2045年に再エネとゼロ・カーボンによる発電比率100%を目指す

(米国)

米州課

2018年09月04日

カリフォルニア州議会は8月29日、再生可能エネルギーによる発電比率を2030年に60%に、再生可能エネルギーと「ゼロ・カーボン」のエネルギーによる発電比率を2045年に100%に高める法案外部サイトへ、新しいウィンドウで開きますを可決した。同法案は州上院のケビン・デ・レオン議員(民主党)が提出していたもので、近日中に、ジェリー・ブラウン知事(民主党)に送付、署名される。

カリフォルニア州議会が可決

再生可能エネルギーによる発電比率を規定した「再生可能エネルギー・ポートフォリオ基準(RPS)」は現在、全米29州と首都ワシントンが導入している。RPSは、全ての発電事業者(ユーティリティー)および電力小売事業者に対して、その電力販売量の一定割合を再生可能エネルギー発電から供給することを義務付けるプログラムだ。ハワイ州は2045年にRPS100%、バーモント州は2032年に75%達成を目指している。

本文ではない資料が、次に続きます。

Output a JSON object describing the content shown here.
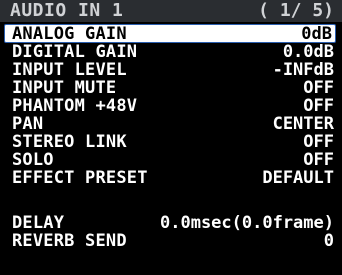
{
  "header": {
    "title": "AUDIO IN 1",
    "page": "( 1/ 5)"
  },
  "items": [
    {
      "label": "ANALOG GAIN",
      "value": "0dB",
      "selected": true
    },
    {
      "label": "DIGITAL GAIN",
      "value": "0.0dB"
    },
    {
      "label": "INPUT LEVEL",
      "value": "-INFdB"
    },
    {
      "label": "INPUT MUTE",
      "value": "OFF"
    },
    {
      "label": "PHANTOM +48V",
      "value": "OFF"
    },
    {
      "label": "PAN",
      "value": "CENTER"
    },
    {
      "label": "STEREO LINK",
      "value": "OFF"
    },
    {
      "label": "SOLO",
      "value": "OFF"
    },
    {
      "label": "EFFECT PRESET",
      "value": "DEFAULT"
    },
    {
      "label": "DELAY",
      "value": "0.0msec(0.0frame)"
    },
    {
      "label": "REVERB SEND",
      "value": "0"
    }
  ]
}
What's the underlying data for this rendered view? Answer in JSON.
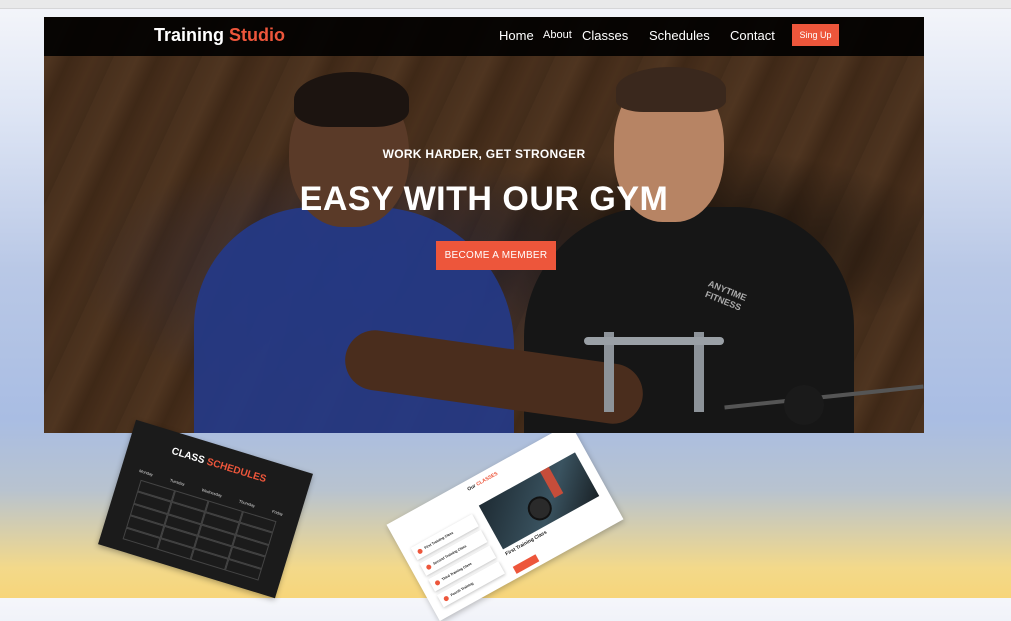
{
  "nav": {
    "logo_main": "Training",
    "logo_accent": "Studio",
    "items": [
      {
        "label": "Home"
      },
      {
        "label": "About"
      },
      {
        "label": "Classes"
      },
      {
        "label": "Schedules"
      },
      {
        "label": "Contact"
      }
    ],
    "signup_label": "Sing Up"
  },
  "hero": {
    "subtitle": "WORK HARDER, GET STRONGER",
    "title": "EASY WITH OUR GYM",
    "cta_label": "BECOME A MEMBER",
    "shirt_brand": "ANYTIME FITNESS"
  },
  "cards": {
    "schedules": {
      "title_main": "CLASS",
      "title_accent": "SCHEDULES",
      "tabs": [
        "Monday",
        "Tuesday",
        "Wednesday",
        "Thursday",
        "Friday"
      ]
    },
    "classes": {
      "title_main": "Our",
      "title_accent": "CLASSES",
      "items": [
        "First Training Class",
        "Second Training Class",
        "Third Training Class",
        "Fourth Training"
      ],
      "feature_title": "First Training Class"
    }
  },
  "colors": {
    "accent": "#ed563b",
    "nav_bg": "#000000"
  }
}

カリフォルニア州は、これまではRPSを2020年に33%、2024年に40%、2027年に45%、さらに2030年に50%と段階的に高めることを目指してきたが、今回の法律で目標値を100%に高めることになった。

電力料金のさらなる上昇に懸念も

もっとも、ハワイ州やバーモント州のRPSと異なり、今回のカリフォルニア州の法律では、最終的には「再生可能エネルギーおよびゼロ・カーボンのエネルギー」による発電比率100%を目指すとしており、CCS(二酸化炭素回収装置)付き火力発電や原子力発電も含まれる。米国エネルギー情報局(EIA)によると、カリフォルニア州の電源別発電構成は、2018年5月時点で再生可能エネルギー38.9%、天然ガス火力29.5%、水力20.5%、原子力11.0%となっている。

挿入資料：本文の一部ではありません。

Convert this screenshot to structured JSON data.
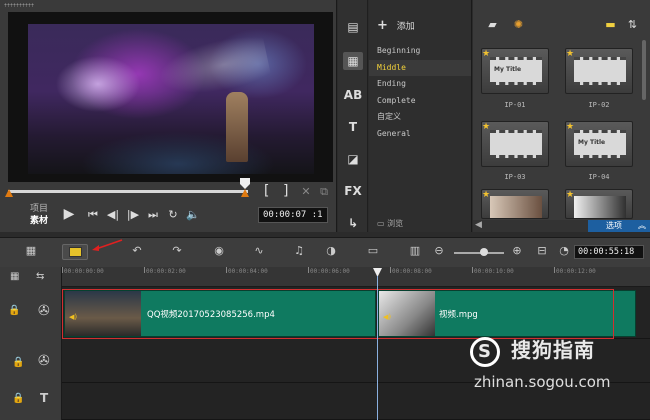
{
  "preview": {
    "project_tab": "项目",
    "clip_tab": "素材",
    "timecode": "00:00:07 :1",
    "bracket_in": "[",
    "bracket_out": "]",
    "play_icon": "play-icon"
  },
  "library": {
    "add_label": "添加",
    "categories": [
      "Beginning",
      "Middle",
      "Ending",
      "Complete",
      "自定义",
      "General"
    ],
    "selected_category": "Middle",
    "browse_label": "浏览",
    "options_label": "选项",
    "thumbnails": [
      {
        "label": "IP-01",
        "title": "My Title"
      },
      {
        "label": "IP-02",
        "title": ""
      },
      {
        "label": "IP-03",
        "title": ""
      },
      {
        "label": "IP-04",
        "title": "My Title"
      },
      {
        "label": "",
        "title": ""
      },
      {
        "label": "",
        "title": ""
      }
    ],
    "side_icons": [
      "media-icon",
      "instant-project-icon",
      "transition-icon",
      "title-icon",
      "graphic-icon",
      "filter-icon",
      "path-icon"
    ],
    "fx_label": "FX",
    "ab_label": "AB",
    "title_glyph": "T"
  },
  "timeline": {
    "timecode": "00:00:55:18",
    "ruler_labels": [
      "00:00:00:00",
      "00:00:02:00",
      "00:00:04:00",
      "00:00:06:00",
      "00:00:08:00",
      "00:00:10:00",
      "00:00:12:00"
    ],
    "clips": [
      {
        "name": "QQ视频20170523085256.mp4"
      },
      {
        "name": "视频.mpg"
      }
    ],
    "title_track_glyph": "T"
  },
  "watermark": {
    "brand": "搜狗指南",
    "logo_glyph": "S",
    "url": "zhinan.sogou.com"
  },
  "colors": {
    "clip": "#0f7a60",
    "accent_orange": "#e07a10",
    "selected_category": "#f3d23a",
    "options_button": "#1d5fa0",
    "highlight_frame": "#d03030"
  }
}
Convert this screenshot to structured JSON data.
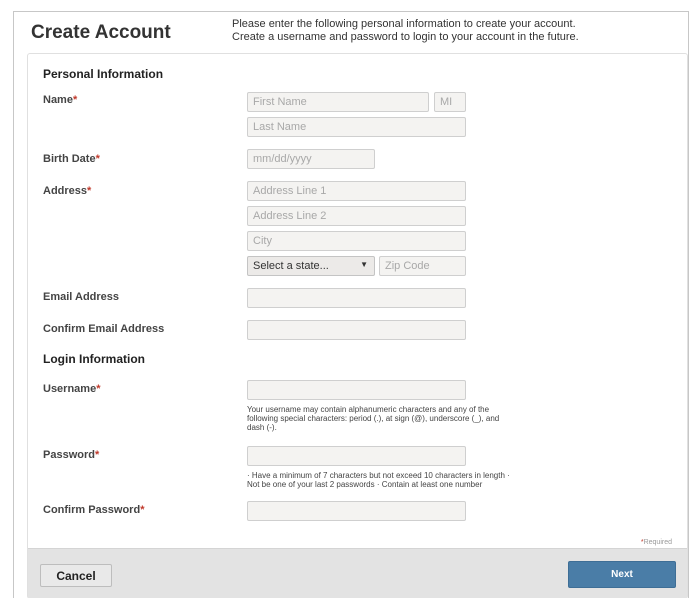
{
  "header": {
    "title": "Create Account",
    "intro_line1": "Please enter the following personal information to create your account.",
    "intro_line2": "Create a username and password to login to your account in the future."
  },
  "personal": {
    "section_title": "Personal Information",
    "name_label": "Name",
    "first_name_placeholder": "First Name",
    "mi_placeholder": "MI",
    "last_name_placeholder": "Last Name",
    "birth_date_label": "Birth Date",
    "birth_date_placeholder": "mm/dd/yyyy",
    "address_label": "Address",
    "address1_placeholder": "Address Line 1",
    "address2_placeholder": "Address Line 2",
    "city_placeholder": "City",
    "state_selected": "Select a state...",
    "zip_placeholder": "Zip Code",
    "email_label": "Email Address",
    "confirm_email_label": "Confirm Email Address"
  },
  "login": {
    "section_title": "Login Information",
    "username_label": "Username",
    "username_hint_line1": "Your username may contain alphanumeric characters and any of the",
    "username_hint_line2": "following special characters: period (.), at sign (@), underscore (_), and",
    "username_hint_line3": "dash (-).",
    "password_label": "Password",
    "password_hint_line1": "· Have a minimum of 7 characters but not exceed 10 characters in length ·",
    "password_hint_line2": "Not be one of your last 2 passwords · Contain at least one number",
    "confirm_password_label": "Confirm Password"
  },
  "required_marker": "*",
  "required_note": "Required",
  "footer": {
    "cancel_label": "Cancel",
    "next_label": "Next"
  },
  "colors": {
    "required": "#c0392b",
    "primary_button": "#4a7da7",
    "footer_bg": "#e3e3e3",
    "input_bg": "#f4f3f1"
  }
}
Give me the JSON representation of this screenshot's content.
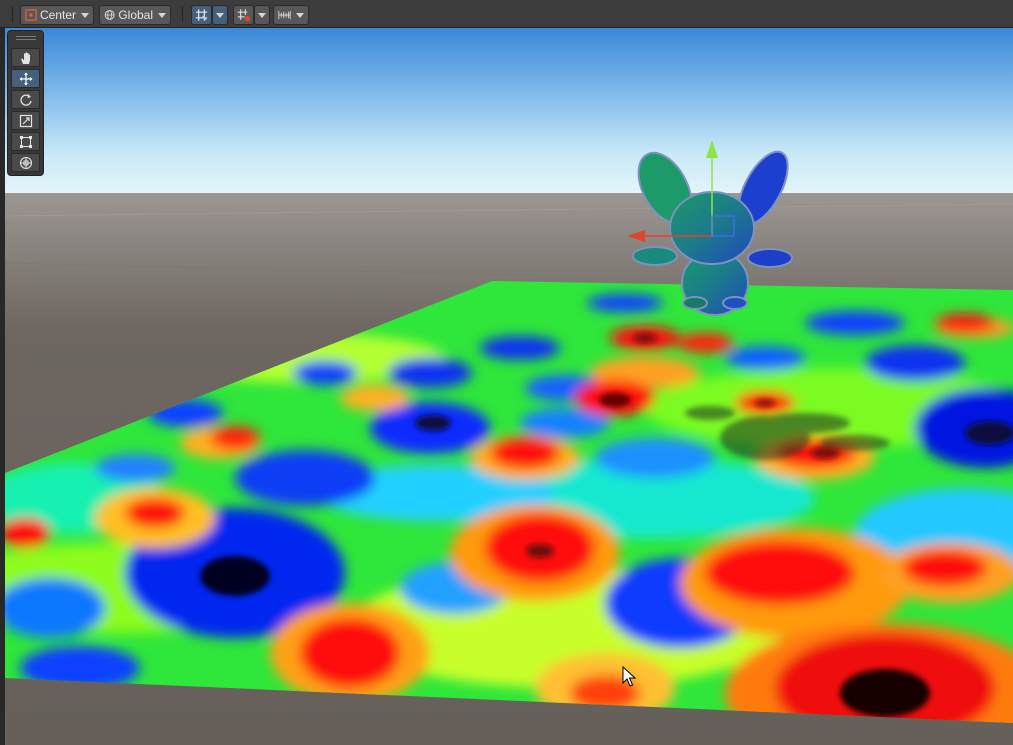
{
  "toolbar": {
    "pivot_mode": {
      "label": "Center",
      "icon": "pivot-center-icon"
    },
    "pivot_rotation": {
      "label": "Global",
      "icon": "globe-icon"
    },
    "grid_snap": {
      "icon": "grid-snap-icon",
      "active": true
    },
    "increment_snap": {
      "icon": "increment-snap-icon",
      "active": false
    },
    "ruler": {
      "icon": "ruler-icon"
    }
  },
  "tools": [
    {
      "name": "hand-tool",
      "icon": "hand-icon",
      "active": false
    },
    {
      "name": "move-tool",
      "icon": "move-arrows-icon",
      "active": true
    },
    {
      "name": "rotate-tool",
      "icon": "rotate-icon",
      "active": false
    },
    {
      "name": "scale-tool",
      "icon": "scale-icon",
      "active": false
    },
    {
      "name": "rect-tool",
      "icon": "rect-transform-icon",
      "active": false
    },
    {
      "name": "transform-tool",
      "icon": "transform-icon",
      "active": false
    }
  ],
  "colors": {
    "toolbar_bg": "#3c3c3c",
    "button_bg": "#585858",
    "active_blue": "#46607c",
    "sky_top": "#3a88d8",
    "sky_horizon": "#e8f6fb",
    "ground": "#6a635e",
    "gizmo_x": "#e0452d",
    "gizmo_y": "#8ee34a"
  },
  "scene": {
    "selected_object": "bunny",
    "heatmap_palette": [
      "#000014",
      "#0000ff",
      "#00ffff",
      "#00ff00",
      "#ffff00",
      "#ff8000",
      "#ff0000",
      "#200000"
    ]
  }
}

カリフォルニア州エネルギー委員会は2018年5月、気候変動対策の一環として、2020年1月1日以降に同州で建築される全ての新築住宅に太陽光発電システムの設置を義務付けることを決定している(2018年5月16日記事参照)。新築住宅の「ネット・ゼロ・エネルギー」化や分散型発電が普及すれば、高い再生可能エネルギー発電比率の達成も可能との見方もある。